Au départ, ce n’était qu’un simple jouet (qui coûtait peut-être un peu plus cher que les autres) qui amusait tout le monde, petits et grands. Mais aujourd’hui, l’utilisation des drones est devenue est devenue incontournables dans de nombreux et différents domaines.
Son importance est telle que le drone est devenu un outil stratégique et surtout irremplaçable. A Madagascar, son utilisation est devenue une affaire d’Etat si bien que l’Aviation Civile de Madagascar (ACM) s’est vue obligée d’exiger une autorisation préalable avant l’utilisation de drones.
Il ne s’agit plus seulement de protection de l’intimité des individus (le drone pouvant s’immiscer un peu partout en toute discrétion) ni de leur droit à l’image, … . Son utilisation à des fins non pacifiques peut mettre en cause la question de la sécurité nationale.

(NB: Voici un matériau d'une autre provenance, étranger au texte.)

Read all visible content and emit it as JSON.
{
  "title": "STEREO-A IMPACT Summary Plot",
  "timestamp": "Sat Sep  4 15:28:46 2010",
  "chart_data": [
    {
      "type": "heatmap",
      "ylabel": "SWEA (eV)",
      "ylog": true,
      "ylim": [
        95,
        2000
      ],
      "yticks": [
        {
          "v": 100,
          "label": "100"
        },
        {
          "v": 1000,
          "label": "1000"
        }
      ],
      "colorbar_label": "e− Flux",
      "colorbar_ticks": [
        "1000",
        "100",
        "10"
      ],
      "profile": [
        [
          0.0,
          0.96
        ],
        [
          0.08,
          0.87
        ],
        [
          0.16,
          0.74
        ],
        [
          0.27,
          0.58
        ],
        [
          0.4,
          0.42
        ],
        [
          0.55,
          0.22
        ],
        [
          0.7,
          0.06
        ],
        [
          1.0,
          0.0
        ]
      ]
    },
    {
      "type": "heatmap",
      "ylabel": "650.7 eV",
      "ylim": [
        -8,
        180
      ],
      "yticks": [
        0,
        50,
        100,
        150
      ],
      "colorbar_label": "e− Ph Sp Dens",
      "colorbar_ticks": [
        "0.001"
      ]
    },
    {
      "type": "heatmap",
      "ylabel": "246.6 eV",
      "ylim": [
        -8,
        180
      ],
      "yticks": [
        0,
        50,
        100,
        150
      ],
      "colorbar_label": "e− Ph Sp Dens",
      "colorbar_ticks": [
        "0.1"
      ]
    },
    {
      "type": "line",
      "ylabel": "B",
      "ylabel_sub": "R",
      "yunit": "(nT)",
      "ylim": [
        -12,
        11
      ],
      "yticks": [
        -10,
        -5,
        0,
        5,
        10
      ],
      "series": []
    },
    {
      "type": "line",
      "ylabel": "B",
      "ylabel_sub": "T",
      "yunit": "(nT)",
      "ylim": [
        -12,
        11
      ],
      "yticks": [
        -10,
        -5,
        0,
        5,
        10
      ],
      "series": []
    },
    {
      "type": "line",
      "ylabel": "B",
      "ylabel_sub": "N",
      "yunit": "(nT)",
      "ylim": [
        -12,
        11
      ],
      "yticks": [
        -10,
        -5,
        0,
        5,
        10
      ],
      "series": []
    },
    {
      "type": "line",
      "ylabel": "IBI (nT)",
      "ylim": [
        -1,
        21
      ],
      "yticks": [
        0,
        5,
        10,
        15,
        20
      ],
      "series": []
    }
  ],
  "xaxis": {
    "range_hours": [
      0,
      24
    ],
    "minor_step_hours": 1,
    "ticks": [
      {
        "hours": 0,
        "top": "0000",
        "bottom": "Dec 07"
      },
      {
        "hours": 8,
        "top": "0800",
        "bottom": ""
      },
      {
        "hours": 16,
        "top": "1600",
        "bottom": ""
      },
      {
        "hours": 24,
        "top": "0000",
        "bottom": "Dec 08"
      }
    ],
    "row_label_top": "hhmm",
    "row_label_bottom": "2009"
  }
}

Faut-il rappeler que lors des derniers conflits (Russie vs Ukraine, conflit au Moyen Orient entre les Etats-Unis et Israël face à l’Iran, …) l’utilisation de drones a fait partie intégrante de la panoplie des armes utilisées. Il faut reconnaître que la stratégie militaire a complètement changé avec l’utilisation de drones.
D’autant plus qu’avec des drones «kamikaze », on peut atteindre son objectif sans avoir besoin de se rapprocher de la cible. Ce qui présente tout de même de nombreux avantages pour son utilisateur. Dans ces conditions, il est tout
à fait normal que l’utilisation de drones soit réglementée.
Toutefois, cette réglementation ne pas faire l’objet d’un abus notamment à l’encontre de la liberté individuelle. Il faut une réglementation qui respecte à la fois la sécurité au niveau de l’espace aérien et le droit des citoyens d’utiliser un objet somme toute devenu commun, global.
En effet, le drone n’est pas seulement utilisé à des fins militaires. Dans beaucoup de cas, on peut s’en servir pour des raisons pacifiques, du type humanitaire, tel que le largage de nourritures ou de médicaments dans les endroits isolés, enclavés.
Dans certains cas, il y a des zones qui sont totalement inaccessibles quels que soient les moyens de transport utilisés. Cela arrive souvent après un catastrophe naturel (cyclone, tsunami, incendie…), quand les routes sont coupées, les aérodromes inutilisables … Seul le drone a la capacité y accéder.
Comme on peut le constater, le drone peut rendre service dans beaucoup de cas. On ne peut pas également oublier les spécialistes de la prise d’images qui ont besoin de ce type d’outil pour des prises de vues aériennes dans des angles qu’aucun autre appareil ne pourrait permettre.
Il va sans dire que l’autorisation dépendra de l’usage dont on va en faire. Et pour ce faire, il faudra faire beaucoup
de contrôles, identifier quels types d’appareils vont être utilisés, connaître les principaux fournisseurs … Comme cela, on ne se passera pas d’un outil à usage multiple, comme le couteau suisse.